Catholic Charities gains lawyer to direct immigration legal affairs

Chelsea Markham Lyle using law degree, passion for helping others to assist immigrants

By Emily Booker

CCETN lawyer Chelsea Markham Lyle is sworn
in as a Tennessee lawyer.

Chelsea Markham Lyle, who is a program leader for Catholic Charities of East Tennessee’s Office of Immigrant Services in Chattanooga, has a passion for helping individuals and families through the immigration process. And now she can help them in a new way: as a lawyer.

Ms. Markham Lyle had the opportunity to travel to Central and South America as a teenager, and those experiences first opened her eyes to other cultures.

“The first time I traveled, for me, it was just very eye-opening, and I fell in love with people,” she said. “And I also got to see the hardships they faced. And so that’s always stuckwith me.”

She had a full immersion experience in another culture at 16 when she spent a year studying in Spain.
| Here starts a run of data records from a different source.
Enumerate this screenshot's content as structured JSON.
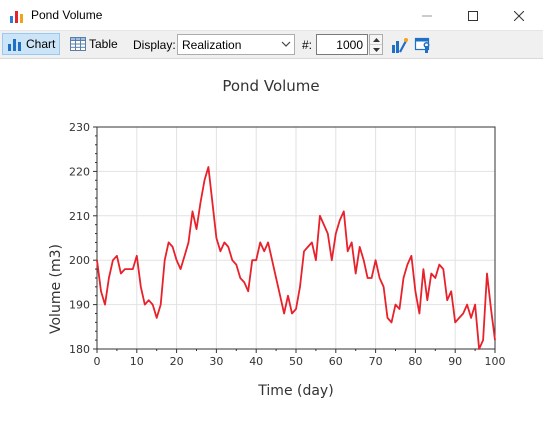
{
  "window": {
    "title": "Pond Volume"
  },
  "toolbar": {
    "chart_label": "Chart",
    "table_label": "Table",
    "display_label": "Display:",
    "display_value": "Realization",
    "number_label": "#:",
    "number_value": "1000"
  },
  "colors": {
    "series": "#e8212b",
    "grid": "#e2e2e2",
    "active_tab": "#cce4f7"
  },
  "chart_data": {
    "type": "line",
    "title": "Pond Volume",
    "xlabel": "Time (day)",
    "ylabel": "Volume (m3)",
    "xlim": [
      0,
      100
    ],
    "ylim": [
      180,
      230
    ],
    "xticks": [
      "0",
      "10",
      "20",
      "30",
      "40",
      "50",
      "60",
      "70",
      "80",
      "90",
      "100"
    ],
    "yticks": [
      "180",
      "190",
      "200",
      "210",
      "220",
      "230"
    ],
    "grid": true,
    "series": [
      {
        "color": "#e8212b",
        "x": [
          0,
          1,
          2,
          3,
          4,
          5,
          6,
          7,
          8,
          9,
          10,
          11,
          12,
          13,
          14,
          15,
          16,
          17,
          18,
          19,
          20,
          21,
          22,
          23,
          24,
          25,
          26,
          27,
          28,
          29,
          30,
          31,
          32,
          33,
          34,
          35,
          36,
          37,
          38,
          39,
          40,
          41,
          42,
          43,
          44,
          45,
          46,
          47,
          48,
          49,
          50,
          51,
          52,
          53,
          54,
          55,
          56,
          57,
          58,
          59,
          60,
          61,
          62,
          63,
          64,
          65,
          66,
          67,
          68,
          69,
          70,
          71,
          72,
          73,
          74,
          75,
          76,
          77,
          78,
          79,
          80,
          81,
          82,
          83,
          84,
          85,
          86,
          87,
          88,
          89,
          90,
          91,
          92,
          93,
          94,
          95,
          96,
          97,
          98,
          99,
          100
        ],
        "y": [
          200,
          193,
          190,
          196,
          200,
          201,
          197,
          198,
          198,
          198,
          201,
          194,
          190,
          191,
          190,
          187,
          190,
          200,
          204,
          203,
          200,
          198,
          201,
          204,
          211,
          207,
          213,
          218,
          221,
          213,
          205,
          202,
          204,
          203,
          200,
          199,
          196,
          195,
          193,
          200,
          200,
          204,
          202,
          204,
          200,
          196,
          192,
          188,
          192,
          188,
          189,
          194,
          202,
          203,
          204,
          200,
          210,
          208,
          206,
          200,
          206,
          209,
          211,
          202,
          204,
          197,
          203,
          200,
          196,
          196,
          200,
          196,
          194,
          187,
          186,
          190,
          189,
          196,
          199,
          201,
          193,
          188,
          198,
          191,
          197,
          196,
          199,
          198,
          191,
          193,
          186,
          187,
          188,
          190,
          187,
          190,
          180,
          182,
          197,
          189,
          182
        ]
      }
    ]
  }
}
After college, in which she majored in Spanish and minored in criminal justice, Ms. Markham Lyle returned to Spain to teach and work on her master’s degree. It was there that she decided to pursue a career in law.
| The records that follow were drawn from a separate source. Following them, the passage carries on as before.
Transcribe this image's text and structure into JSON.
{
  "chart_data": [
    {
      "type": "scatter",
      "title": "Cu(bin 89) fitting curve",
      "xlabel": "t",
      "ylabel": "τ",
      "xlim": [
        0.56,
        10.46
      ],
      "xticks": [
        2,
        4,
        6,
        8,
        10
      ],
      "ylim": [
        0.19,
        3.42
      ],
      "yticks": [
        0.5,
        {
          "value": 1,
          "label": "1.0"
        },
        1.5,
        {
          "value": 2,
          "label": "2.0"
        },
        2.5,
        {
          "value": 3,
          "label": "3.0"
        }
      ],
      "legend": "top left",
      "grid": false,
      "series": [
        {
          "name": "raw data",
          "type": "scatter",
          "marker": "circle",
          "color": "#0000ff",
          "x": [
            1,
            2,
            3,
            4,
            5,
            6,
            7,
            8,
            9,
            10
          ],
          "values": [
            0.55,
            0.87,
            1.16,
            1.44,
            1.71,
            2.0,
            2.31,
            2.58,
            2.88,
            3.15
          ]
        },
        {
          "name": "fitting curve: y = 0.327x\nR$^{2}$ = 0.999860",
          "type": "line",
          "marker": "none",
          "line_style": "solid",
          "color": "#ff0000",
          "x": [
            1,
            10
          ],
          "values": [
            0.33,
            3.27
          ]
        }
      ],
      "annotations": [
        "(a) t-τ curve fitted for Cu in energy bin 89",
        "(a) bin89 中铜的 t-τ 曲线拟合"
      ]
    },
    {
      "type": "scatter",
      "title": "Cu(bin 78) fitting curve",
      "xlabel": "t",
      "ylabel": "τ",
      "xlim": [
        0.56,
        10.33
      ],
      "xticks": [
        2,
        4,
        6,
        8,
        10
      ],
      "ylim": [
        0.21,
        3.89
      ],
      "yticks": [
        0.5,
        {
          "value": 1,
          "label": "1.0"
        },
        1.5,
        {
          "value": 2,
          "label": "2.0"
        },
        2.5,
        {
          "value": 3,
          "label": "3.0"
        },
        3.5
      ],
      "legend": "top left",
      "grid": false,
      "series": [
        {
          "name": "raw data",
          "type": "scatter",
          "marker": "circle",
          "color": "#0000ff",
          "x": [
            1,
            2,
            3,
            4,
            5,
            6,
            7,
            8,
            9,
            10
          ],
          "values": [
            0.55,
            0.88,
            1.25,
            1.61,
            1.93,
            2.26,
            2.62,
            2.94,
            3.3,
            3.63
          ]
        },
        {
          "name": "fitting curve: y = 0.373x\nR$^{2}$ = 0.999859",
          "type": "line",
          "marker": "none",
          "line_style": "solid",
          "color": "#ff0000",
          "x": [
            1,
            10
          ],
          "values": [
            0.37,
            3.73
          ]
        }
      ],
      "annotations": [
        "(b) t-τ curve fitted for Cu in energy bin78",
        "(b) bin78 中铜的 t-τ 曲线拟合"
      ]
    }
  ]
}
She attended Regent University School of Law in Virginia. Once in law school, she realized she was feeling pulled toward immigration law and helping families through the hurdles of immigration policies.

“Since I had the language skill and I had spent so much time in the Hispanic culture, it was something that just pulled at me. And that’s why I went into it.”
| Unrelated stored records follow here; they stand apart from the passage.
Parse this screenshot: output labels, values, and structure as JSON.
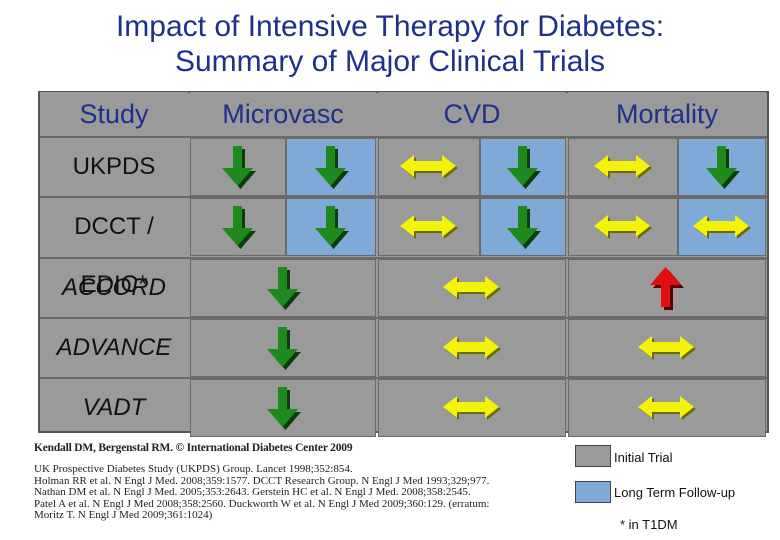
{
  "title": {
    "line1": "Impact of Intensive Therapy for Diabetes:",
    "line2": "Summary of Major Clinical Trials"
  },
  "headers": {
    "study": "Study",
    "microvasc": "Microvasc",
    "cvd": "CVD",
    "mortality": "Mortality"
  },
  "rows": [
    {
      "study": "UKPDS",
      "italic": false,
      "cells": [
        {
          "effect": "decrease",
          "phase": "Initial Trial"
        },
        {
          "effect": "decrease",
          "phase": "Long Term Follow-up"
        },
        {
          "effect": "no-change",
          "phase": "Initial Trial"
        },
        {
          "effect": "decrease",
          "phase": "Long Term Follow-up"
        },
        {
          "effect": "no-change",
          "phase": "Initial Trial"
        },
        {
          "effect": "decrease",
          "phase": "Long Term Follow-up"
        }
      ]
    },
    {
      "study": "DCCT / EDIC*",
      "italic": false,
      "cells": [
        {
          "effect": "decrease",
          "phase": "Initial Trial"
        },
        {
          "effect": "decrease",
          "phase": "Long Term Follow-up"
        },
        {
          "effect": "no-change",
          "phase": "Initial Trial"
        },
        {
          "effect": "decrease",
          "phase": "Long Term Follow-up"
        },
        {
          "effect": "no-change",
          "phase": "Initial Trial"
        },
        {
          "effect": "no-change",
          "phase": "Long Term Follow-up"
        }
      ]
    },
    {
      "study": "ACCORD",
      "italic": true,
      "cells": [
        {
          "effect": "decrease",
          "phase": "Initial Trial"
        },
        {
          "effect": "no-change",
          "phase": "Initial Trial"
        },
        {
          "effect": "increase",
          "phase": "Initial Trial"
        }
      ]
    },
    {
      "study": "ADVANCE",
      "italic": true,
      "cells": [
        {
          "effect": "decrease",
          "phase": "Initial Trial"
        },
        {
          "effect": "no-change",
          "phase": "Initial Trial"
        },
        {
          "effect": "no-change",
          "phase": "Initial Trial"
        }
      ]
    },
    {
      "study": "VADT",
      "italic": true,
      "cells": [
        {
          "effect": "decrease",
          "phase": "Initial Trial"
        },
        {
          "effect": "no-change",
          "phase": "Initial Trial"
        },
        {
          "effect": "no-change",
          "phase": "Initial Trial"
        }
      ]
    }
  ],
  "icons": {
    "decrease": "down-arrow-icon",
    "no-change": "left-right-arrow-icon",
    "increase": "up-arrow-icon"
  },
  "colors": {
    "title": "#1f2f8c",
    "decrease_arrow": "#1e8a1e",
    "no_change_arrow": "#f2f20a",
    "increase_arrow": "#e01010",
    "initial_trial_fill": "#9a9a9a",
    "long_term_fill": "#7fa9d6"
  },
  "credit": "Kendall DM, Bergenstal RM. © International Diabetes Center 2009",
  "references": "UK Prospective Diabetes Study (UKPDS) Group. Lancet 1998;352:854.\nHolman RR et al. N Engl J Med. 2008;359:1577. DCCT Research Group. N Engl J Med 1993;329;977.\nNathan DM et al. N Engl J Med. 2005;353:2643. Gerstein HC et al. N Engl J Med. 2008;358:2545.\nPatel A et al. N Engl J Med 2008;358:2560. Duckworth W et al. N Engl J Med 2009;360:129. (erratum:\nMoritz T. N Engl J Med 2009;361:1024)",
  "legend": {
    "initial": "Initial Trial",
    "followup": "Long Term Follow-up",
    "footnote": "* in T1DM"
  }
}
She interned at Valverde & Rowell, a legal firm in Virginia that works with immigration law, and at Catholic Charities of East Tennessee.

After finishing law school, she returned to Catholic Charities to work in the Office of Immigrant Services in Chattanooga.

“I was really excited to at least get my foot in the door and also be in a place that I knew fostered the environment that I wanted to be in as well,” she said.

Ms. Markham Lyle is passionate about helping people through the immigration process.

“The thing I guess that keeps me in immigration is knowing what people are facing and seeing people wanting to make a difference in their own lives and in the lives of their families and not really having another option or not knowing how to do that. They seek a life out here. It’s very rewarding to see them grow as an individual and to help them be able to accomplish the goals that they had set for themselves. That’s what drives me,” she said.

Earlier this year, she passed the Tennessee bar. On Nov. 7, Ms. Markham Lyle was sworn in as a lawyer at a ceremony in Knoxville. Family and friends were in attendance.

She is happy to have the stress of law school and studying for the bar behind her, but she recognizes the challenges that now come with being a lawyer.

“It’s such a rewarding feeling for your accomplishments to be recognized. On the other hand, it’s a whole new type of burden. It’s a whole new level of responsibility that doesn’t really hit you until you’re given that title,” she said.

“The law is not stagnant; it’s constantly changing. And so as a legal practitioner, you have to stay on top of that.” She works to stay up-to-date on changing laws and new court decisions that might affect her clients at Catholic Charities.

She likes the warm, supportive environment Catholic Charities has for its staff and clients.

“I am excited to see this organization grow. I am excited to see how we are going to continue to reach the community in ways we couldn’t before.”